His disciples asked him, “Rabbi, who sinned, this man or his parents, that he was born blind?”
“Neither this man nor his parents sinned,” said Jesus, “but this happened so that the works of God might be displayed in him.”
Guilt is a real part of being a mother. The background noise of our hearts- my weaknesses are hurting my kids, if not physically, then most definitely spiritually and emotionally. What they will be at 18, 24, 35, and beyond has everything to do with what happened to them at 5, yesterday, that time when I lost it. And that’s on me- their past is my making. I am their mother for goodness sake, and this casts me as the protagonist. I am the cause and effect of their little lives, and this is terrifying.
Because I am a hot mess- that’s why. I am a serious risk. How can I be responsible for the way things turn out? I am NOT good- not near enough.
This good enough nightmare wakes me up at night, haunts me at the kitchen sink, sneaks up on me at holidays, invades my space when I am snuggling a toddler, steals my memories, blurs our family photos, drowns out the giggles and stories, and feels me with fear on lazy Sunday afternoons.
Good enough- what did I do- what did I not do- what do I need to do?
Like the disciples, I need to know why, why are my children not perfectly happy, and well… perfect? The malignant voice in my head replies, you did it to them, it’s your fault.
This is my experience.
But not my mother, which used to make me angry, until I began to try and understand how and why my mother does not cast herself as the protagonist of my childhood. At first I judged this to be a lack of enlightenment, we millennium moms know better. I am older now, five kids deep- 21 to 8, married for 25 years, and I would say that most days I feel like I have bitten off more than I can chew. And who do I call in need of rescue- my mother- the one who knows how to write herself out of the script.
Moms in times past seem to have a laid back vibe that is impossible to pull of these days. Because maybe they were not laid back. Maybe our moms weren’t these aloof, free spirit, self-centered gurus that are portrayed in throwback sitcoms. Maybe our moms were silent doers. Always engaged without being the center of attention. My mom was not the center of my existence because she did not cast herself in that role. She let me play that part. This is the reason I believe my mom does not experience mom-guilt.
My story is not her story.
What I do becomes what I did, and if that becomes what will be, then for me this is hopeless and terrifying.
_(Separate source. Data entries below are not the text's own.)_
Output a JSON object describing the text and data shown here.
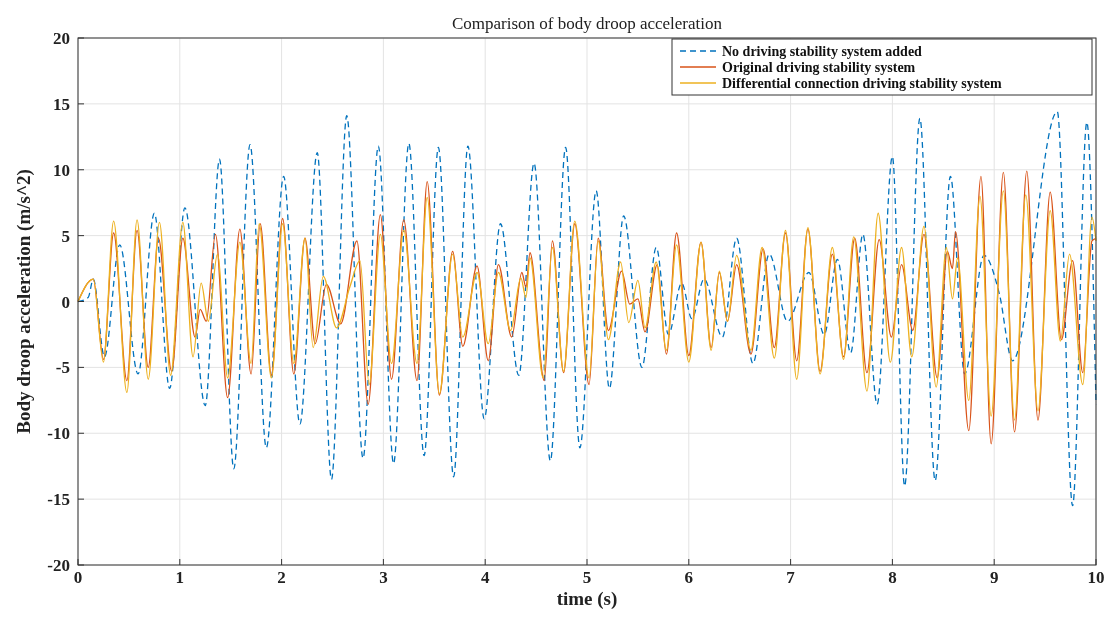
{
  "chart_data": {
    "type": "line",
    "title": "Comparison of body droop acceleration",
    "xlabel": "time (s)",
    "ylabel": "Body droop acceleration (m/s^2)",
    "xlim": [
      0,
      10
    ],
    "xticks": [
      0,
      1,
      2,
      3,
      4,
      5,
      6,
      7,
      8,
      9,
      10
    ],
    "ylim": [
      -20,
      20
    ],
    "yticks": [
      -20,
      -15,
      -10,
      -5,
      0,
      5,
      10,
      15,
      20
    ],
    "grid": true,
    "legend": "top right",
    "series": [
      {
        "name": "No driving stability system added",
        "color": "#0072bd",
        "line_style": "dashed",
        "x": [
          0,
          0.1,
          0.15,
          0.26,
          0.41,
          0.59,
          0.75,
          0.9,
          1.05,
          1.25,
          1.39,
          1.53,
          1.69,
          1.85,
          2.02,
          2.18,
          2.35,
          2.49,
          2.64,
          2.8,
          2.95,
          3.1,
          3.25,
          3.4,
          3.54,
          3.69,
          3.83,
          3.99,
          4.15,
          4.33,
          4.48,
          4.64,
          4.79,
          4.93,
          5.09,
          5.22,
          5.36,
          5.54,
          5.68,
          5.8,
          5.93,
          6.03,
          6.15,
          6.33,
          6.47,
          6.63,
          6.79,
          6.97,
          7.18,
          7.33,
          7.46,
          7.59,
          7.71,
          7.85,
          8.0,
          8.12,
          8.27,
          8.42,
          8.57,
          8.71,
          8.9,
          9.05,
          9.18,
          9.62,
          9.77,
          9.91,
          10.0
        ],
        "values": [
          0,
          0.3,
          1.7,
          -4.2,
          4.3,
          -5.5,
          6.7,
          -6.6,
          7.1,
          -7.9,
          10.8,
          -12.7,
          11.9,
          -11.1,
          9.5,
          -9.3,
          11.3,
          -13.5,
          14.1,
          -11.9,
          11.8,
          -12.3,
          12.0,
          -11.7,
          11.7,
          -13.3,
          11.8,
          -8.9,
          5.9,
          -5.6,
          10.5,
          -12.1,
          11.7,
          -11.1,
          8.4,
          -6.6,
          6.5,
          -5.0,
          4.1,
          -2.5,
          1.4,
          -1.3,
          1.7,
          -2.7,
          4.8,
          -4.7,
          3.6,
          -1.5,
          2.2,
          -2.5,
          3.2,
          -3.9,
          5.1,
          -7.8,
          11.0,
          -14.0,
          13.9,
          -13.6,
          9.5,
          -5.5,
          3.5,
          0.6,
          -4.5,
          14.4,
          -15.5,
          13.6,
          -7.8
        ]
      },
      {
        "name": "Original driving stability system",
        "color": "#d95319",
        "line_style": "solid",
        "x": [
          0,
          0.15,
          0.25,
          0.35,
          0.48,
          0.58,
          0.69,
          0.79,
          0.92,
          1.03,
          1.15,
          1.2,
          1.26,
          1.35,
          1.47,
          1.59,
          1.7,
          1.79,
          1.9,
          2.01,
          2.12,
          2.23,
          2.33,
          2.44,
          2.58,
          2.74,
          2.85,
          2.97,
          3.08,
          3.2,
          3.33,
          3.43,
          3.55,
          3.68,
          3.78,
          3.92,
          4.03,
          4.13,
          4.26,
          4.36,
          4.4,
          4.44,
          4.58,
          4.66,
          4.77,
          4.88,
          5.02,
          5.11,
          5.21,
          5.34,
          5.42,
          5.5,
          5.57,
          5.69,
          5.78,
          5.88,
          6.0,
          6.12,
          6.22,
          6.3,
          6.38,
          6.47,
          6.61,
          6.73,
          6.84,
          6.95,
          7.06,
          7.17,
          7.29,
          7.41,
          7.52,
          7.63,
          7.75,
          7.87,
          7.99,
          8.09,
          8.2,
          8.31,
          8.44,
          8.54,
          8.59,
          8.62,
          8.75,
          8.87,
          8.97,
          9.09,
          9.2,
          9.32,
          9.43,
          9.55,
          9.66,
          9.77,
          9.87,
          9.96,
          10.0
        ],
        "values": [
          0,
          1.7,
          -4.4,
          5.2,
          -6.0,
          5.4,
          -5.0,
          4.8,
          -5.3,
          4.8,
          -2.7,
          -0.6,
          -1.5,
          5.1,
          -7.3,
          5.5,
          -5.5,
          5.9,
          -5.6,
          6.3,
          -5.5,
          4.8,
          -3.2,
          1.3,
          -1.7,
          4.6,
          -7.8,
          6.6,
          -5.9,
          6.2,
          -6.0,
          9.1,
          -7.1,
          3.8,
          -3.4,
          2.7,
          -4.5,
          2.8,
          -2.7,
          2.2,
          1.1,
          3.7,
          -6.0,
          4.6,
          -5.4,
          5.9,
          -6.3,
          4.8,
          -2.2,
          2.3,
          -0.2,
          0.2,
          -2.3,
          2.8,
          -4.0,
          5.2,
          -4.1,
          4.5,
          -3.5,
          2.2,
          -1.5,
          2.8,
          -4.0,
          4.0,
          -3.5,
          5.2,
          -4.5,
          5.5,
          -5.3,
          3.6,
          -4.2,
          4.8,
          -5.4,
          4.7,
          -2.7,
          2.8,
          -2.2,
          5.1,
          -5.8,
          3.8,
          2.5,
          5.3,
          -9.8,
          9.5,
          -10.8,
          9.8,
          -9.9,
          9.9,
          -9.0,
          8.3,
          -2.9,
          3.1,
          -5.4,
          4.6,
          4.8
        ]
      },
      {
        "name": "Differential connection driving stability system",
        "color": "#edb120",
        "line_style": "solid",
        "x": [
          0,
          0.15,
          0.25,
          0.35,
          0.48,
          0.58,
          0.69,
          0.8,
          0.91,
          1.03,
          1.13,
          1.21,
          1.28,
          1.37,
          1.47,
          1.59,
          1.7,
          1.78,
          1.9,
          2.01,
          2.12,
          2.23,
          2.31,
          2.41,
          2.54,
          2.67,
          2.77,
          2.86,
          2.97,
          3.08,
          3.2,
          3.33,
          3.43,
          3.55,
          3.68,
          3.78,
          3.92,
          4.03,
          4.13,
          4.25,
          4.35,
          4.4,
          4.44,
          4.57,
          4.66,
          4.77,
          4.88,
          5.02,
          5.11,
          5.21,
          5.33,
          5.41,
          5.5,
          5.57,
          5.68,
          5.78,
          5.88,
          6.0,
          6.12,
          6.22,
          6.3,
          6.38,
          6.47,
          6.61,
          6.72,
          6.84,
          6.95,
          7.06,
          7.17,
          7.29,
          7.41,
          7.52,
          7.62,
          7.75,
          7.86,
          7.98,
          8.09,
          8.19,
          8.31,
          8.43,
          8.53,
          8.59,
          8.64,
          8.75,
          8.86,
          8.97,
          9.09,
          9.2,
          9.31,
          9.43,
          9.55,
          9.65,
          9.74,
          9.87,
          9.96,
          10.0
        ],
        "values": [
          0,
          1.7,
          -4.6,
          6.1,
          -6.9,
          6.2,
          -5.9,
          6.0,
          -5.6,
          6.0,
          -4.2,
          1.4,
          -1.5,
          3.6,
          -5.8,
          4.5,
          -4.7,
          5.9,
          -5.8,
          5.9,
          -4.7,
          4.8,
          -3.5,
          1.9,
          -2.0,
          1.1,
          3.1,
          -6.3,
          5.1,
          -4.7,
          5.4,
          -4.7,
          7.9,
          -7.0,
          3.6,
          -2.7,
          2.2,
          -3.2,
          2.2,
          -2.2,
          1.8,
          0.3,
          3.3,
          -5.8,
          4.1,
          -5.3,
          6.1,
          -5.8,
          4.6,
          -2.9,
          3.0,
          -1.6,
          1.6,
          -2.0,
          3.0,
          -3.7,
          4.3,
          -4.6,
          4.5,
          -3.7,
          2.3,
          -1.5,
          3.5,
          -3.7,
          4.1,
          -4.3,
          5.4,
          -5.9,
          5.6,
          -5.5,
          4.1,
          -4.4,
          4.9,
          -6.8,
          6.7,
          -4.6,
          4.1,
          -4.2,
          5.7,
          -6.5,
          4.1,
          0.2,
          3.3,
          -7.5,
          8.0,
          -8.7,
          8.4,
          -9.0,
          8.1,
          -8.3,
          6.9,
          -3.0,
          3.6,
          -6.3,
          6.4,
          4.6
        ]
      }
    ]
  }
}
Because I am only good enough as I reflect on what I should have done. In real time I am no saint. In the now, I am not good enough to prevent the the horrific future I imagine will happen if I am not good enough- yet, I know I am not good enough. Yet, I try. I fail. I try again. And I fail and flounder in fear and guilt; whining, emotional, always scrounging for sage advice and remedies. And this is psychological terror.
But what if I have it all wrong? What if all this roaming about in the caves of my motherhood consciousness is not necessary? Not the path? Not the way?
What if we as mothers, as scary and radical as it might be, just write ourselves out of the script? Can this even be done without becoming inattentive and in-affectionate? A bad mom?
Yes. And the thought of being okay with how things are, makes giving this a try worth the risk. I think we can be free of the psychological torment of modern motherhood. And we should… because behind the curtain of perfection, what we experience is a lack of meaning and despair. Being a mother is not fulfilling or desirable when we live in constant fear- the fear of not being perfect and the implications we imagine our weaknesses will have on our children.
One of the most peculiar realities of growing older as a mother is that time has a way of eroding my sense of knowing. Things fall apart, without notice, maybe over time, but eventually things just get messy in parenting. When all my kids were little it was easier to do all the things, control all the things, be all the things, say all the things. Now, it seems I find myself out of steam before the track ends. And who is there to make up the difference, take up the slack?
My kids! They are the real protagonists. Not me.
I am prideful. It was pride that tormented me all those years.
But not Mary, not my Mom. Not mothers who work diligently behind the scenes; cooking, cleaning, praying, instructing, loving, pondering, and being perfect by not being obsessed with being perfect.
My Mom says something beautiful to me ever so often, especially in times when I am struggling with the guilty mom virus, “I was not a perfect mother, but I loved you perfectly.” What a treasure she is to me.
The works of God are displayed in the broken- even not perfect kids and not perfect mothers.